Use a model to predict class labels.

Scala:

predictClasses(x, batchPerThread = 4, zeroBasedLabel = true)

Parameters:

x: Prediction dataset. RDD of Sample or ImageSet or TextSet.
batchPerThread: The default value is 4, and the total batchSize is batchPerThread * rdd.getNumPartitions.
zeroBasedLabel: Boolean. Whether result labels start from 0. Default is true. If false, result labels start from 1.

Python

predict_classes(x, batch_per_thread=4, zero_based_label=True)

Parameters:

x: Prediction data. A Numpy array or RDD of Sample or ImageSet or TextSet.
batch_per_thread: The default value is 4. When distributed is True,the total batch size is batch_per_thread * rdd.getNumPartitions. When distributed is False the total batch size is batch_per_thread * numOfCores.
zero_based_label: Boolean. Whether result labels start from 0. Default is True.
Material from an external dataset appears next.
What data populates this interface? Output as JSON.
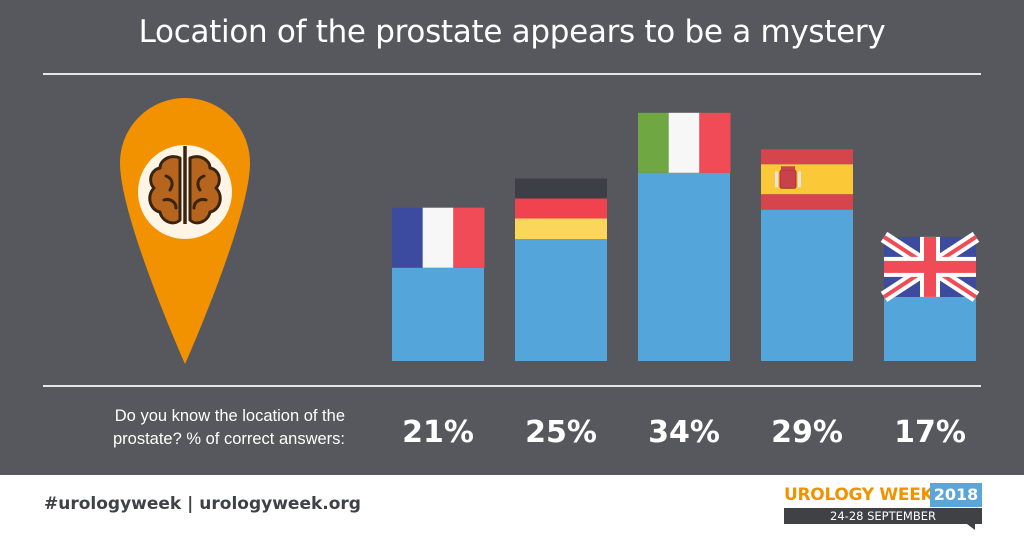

If False, result labels start from 1.

Visualization

We use tensorbroad-compatible tevent file to store the training and validation metrics. Then you could use tensorboard to visualize the training, or use analytics-zoo build-in API to read the metrics.

Enable training metrics

The training metrics will be saved to logDir/appName/training, and validation metrics will be saved to logDir/appName/validation

scala

setTensorBoard(logDir, appName)

Parameters:

logDir: The base directory path to store training and validation logs.
appName: The name of the application.

python

set_tensorboard(log_dir, app_name)

Parameters:

log_dir: The base directory path to store training and validation logs.
app_name: The name of the application.

Validation with tensorboard

TODO: add link

Reading metrics with build-in API

To get scalar metrics with build-in API, you can use following API.

scala

getTrainSummary(tag)

Get training metrics by tag. Parameters:

tag: The string variable represents the parameter you want to return supported tags are "LearningRate", "Loss", "Throughput".

scala

getValidationSummary(tag)

Get validation metrics by tag. Parameters:

tag: The string variable represents the parameter you want to return supported tags are 'AUC', 'Accuracy', 'BinaryAccuracy', 'CategoricalAccuracy', 'HitRatio', 'Loss', 'MAE', 'NDCG', 'SparseCategoricalAccuracy', 'TFValidationMethod', 'Top1Accuracy', 'Top5Accuracy', 'TreeNNAccuracy'.

python

get_train_summary(tag)

Get training metrics by tag. Parameters:

tag: The string variable represents the parameter you want to return supported tags are "LearningRate", "Loss", "Throughput".

python

get_validation_summary(tag)

Get validation metrics by tag. Parameters:

tag: The string variable represents the parameter you want to return supported tags are 'AUC', 'Accuracy', 'BinaryAccuracy', 'CategoricalAccuracy', 'HitRatio', 'Loss', 'MAE', 'NDCG', 'SparseCategoricalAccuracy', 'TFValidationMethod', 'Top1Accuracy', 'Top5Accuracy', 'TreeNNAccuracy'.